También porque falta liderazgo por parte de quienes llevan adelante la empresa, desde los gerentes de sucursales hasta el mismo dueño de la compañía. A los directivos les falta capacidad para gestionar el capital humano, (unir las almas para determinado objetivo). Por tales motivos, el empleado le da al cliente el mismo trato que recibe de su jefe.

El liderazgo no se enseña en la universidad y quienes lo entienden no están comprometidos con su organización, cuidan su quinta en desmedro de la misión de la compañía.

Otro factor importante es la falta de comunicación entre los líderes. No saben pedir ayuda, lo cual interpretan como una flaqueza, una debilidad. Tampoco saben liderar una reunión de trabajo, hacer una minuta, plantear antes dónde están, hacia dónde quieren ir y cómo “hacemos” para llegar. No saben motivar ni incentivar y todo eso se ve en el mostrador.

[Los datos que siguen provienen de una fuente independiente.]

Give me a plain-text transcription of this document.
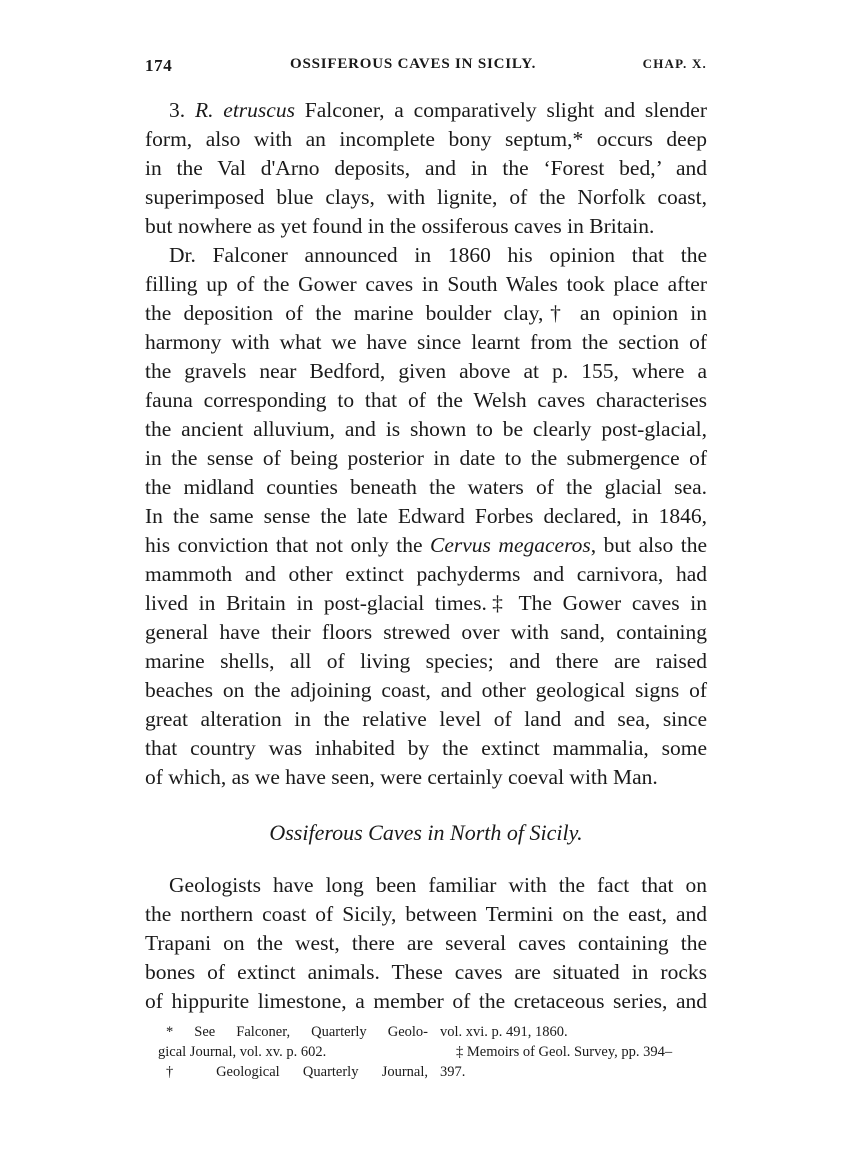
174	OSSIFEROUS CAVES IN SICILY.	CHAP. X.
3. R. etruscus Falconer, a comparatively slight and slender
form, also with an incomplete bony septum,* occurs deep
in the Val d'Arno deposits, and in the ‘Forest bed,’ and
superimposed blue clays, with lignite, of the Norfolk coast,
but nowhere as yet found in the ossiferous caves in Britain.
Dr. Falconer announced in 1860 his opinion that the
filling up of the Gower caves in South Wales took place after
the deposition of the marine boulder clay,† an opinion in
harmony with what we have since learnt from the section of
the gravels near Bedford, given above at p. 155, where a
fauna corresponding to that of the Welsh caves characterises
the ancient alluvium, and is shown to be clearly post-glacial,
in the sense of being posterior in date to the submergence of
the midland counties beneath the waters of the glacial sea.
In the same sense the late Edward Forbes declared, in 1846,
his conviction that not only the Cervus megaceros, but also the
mammoth and other extinct pachyderms and carnivora, had
lived in Britain in post-glacial times.‡ The Gower caves in
general have their floors strewed over with sand, containing
marine shells, all of living species; and there are raised
beaches on the adjoining coast, and other geological signs of
great alteration in the relative level of land and sea, since
that country was inhabited by the extinct mammalia, some
of which, as we have seen, were certainly coeval with Man.
Ossiferous Caves in North of Sicily.
Geologists have long been familiar with the fact that on
the northern coast of Sicily, between Termini on the east, and
Trapani on the west, there are several caves containing the
bones of extinct animals. These caves are situated in rocks
of hippurite limestone, a member of the cretaceous series, and
* See Falconer, Quarterly Geolo-
gical Journal, vol. xv. p. 602.
† Geological Quarterly Journal,
vol. xvi. p. 491, 1860.
‡ Memoirs of Geol. Survey, pp. 394–
397.
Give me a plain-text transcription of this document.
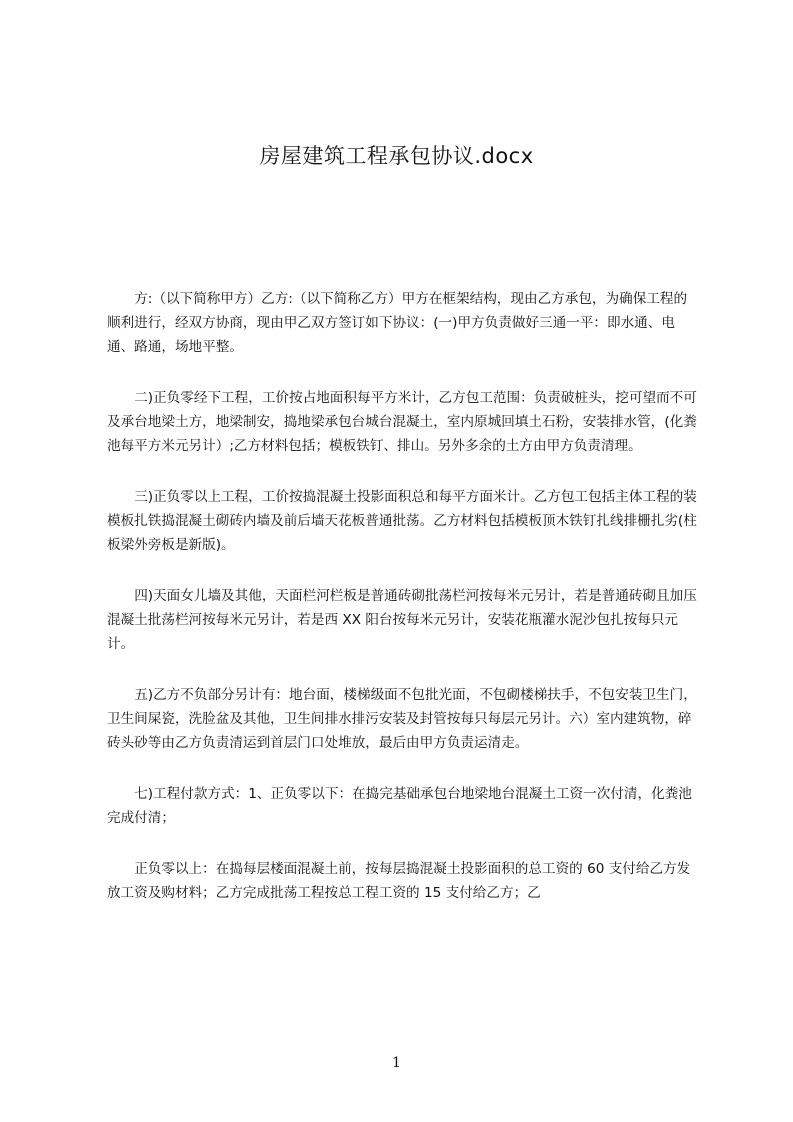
房屋建筑工程承包协议.docx

方:（以下简称甲方）乙方:（以下简称乙方）甲方在框架结构，现由乙方承包，为确保工程的顺利进行，经双方协商，现由甲乙双方签订如下协议：(一)甲方负责做好三通一平：即水通、电通、路通，场地平整。

二)正负零经下工程，工价按占地面积每平方米计，乙方包工范围：负责破桩头，挖可望而不可及承台地梁土方，地梁制安，捣地梁承包台城台混凝土，室内原城回填土石粉，安装排水管，(化粪池每平方米元另计）;乙方材料包括；模板铁钉、排山。另外多余的土方由甲方负责清理。

三)正负零以上工程，工价按捣混凝土投影面积总和每平方面米计。乙方包工包括主体工程的装模板扎铁捣混凝土砌砖内墙及前后墙天花板普通批荡。乙方材料包括模板顶木铁钉扎线排栅扎劣(柱板梁外旁板是新版)。

四)天面女儿墙及其他，天面栏河栏板是普通砖砌批荡栏河按每米元另计，若是普通砖砌且加压混凝土批荡栏河按每米元另计，若是西 XX 阳台按每米元另计，安装花瓶灌水泥沙包扎按每只元计。

五)乙方不负部分另计有：地台面，楼梯级面不包批光面，不包砌楼梯扶手，不包安装卫生门，卫生间屎瓷，洗脸盆及其他，卫生间排水排污安装及封管按每只每层元另计。六）室内建筑物，碎砖头砂等由乙方负责清运到首层门口处堆放，最后由甲方负责运清走。

七)工程付款方式：1、正负零以下：在捣完基础承包台地梁地台混凝土工资一次付清，化粪池完成付清；

正负零以上：在捣每层楼面混凝土前，按每层捣混凝土投影面积的总工资的 60 支付给乙方发放工资及购材料；乙方完成批荡工程按总工程工资的 15 支付给乙方；乙

1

Para ello es necesario aplicar modelos de atención al cliente y racionalizarlos de acuerdo con cada región. No son iguales en Córdoba, que en el noroeste o en el noreste argentino.

La gente está dispuesta a pagar hasta 15% más si es contenida, valorada y no tratada como un objeto económico.

– ¿Cuáles son las acciones ineludibles del proceso de atención al cliente?
– En primer lugar saludar y ser cordial, luego saber preguntar y escuchar, estar interesado, concentrarse en la necesidad del comprador y brindar opciones de acuerdo con ello, posteriormente que el proceso de venta o ejecución sea impecable y finalmente concluir la venta con la pregunta de cierre.

Aunque parezca simple, estos pasos casi nunca se cumplen. Los vendedores de hoy no saludan y ofrecen sus productos sin preguntar.

Auditoría filmada

– Be There es la única agencia del interior del país que ofrece el servicio con cámaras ocultas y la que mayor cantidad de auditorías encubiertas acumula en el país (unas cuatro mil filmaciones mensuales).

–  Cuenta con una cartera de clientes en el país, Chile y Uruguay, como Grido, Falabella, Más Visión Latinoamérica, Natania y Libertad de Casino.

–  El precio de una auditoría oscila entre $250 y $500 por local.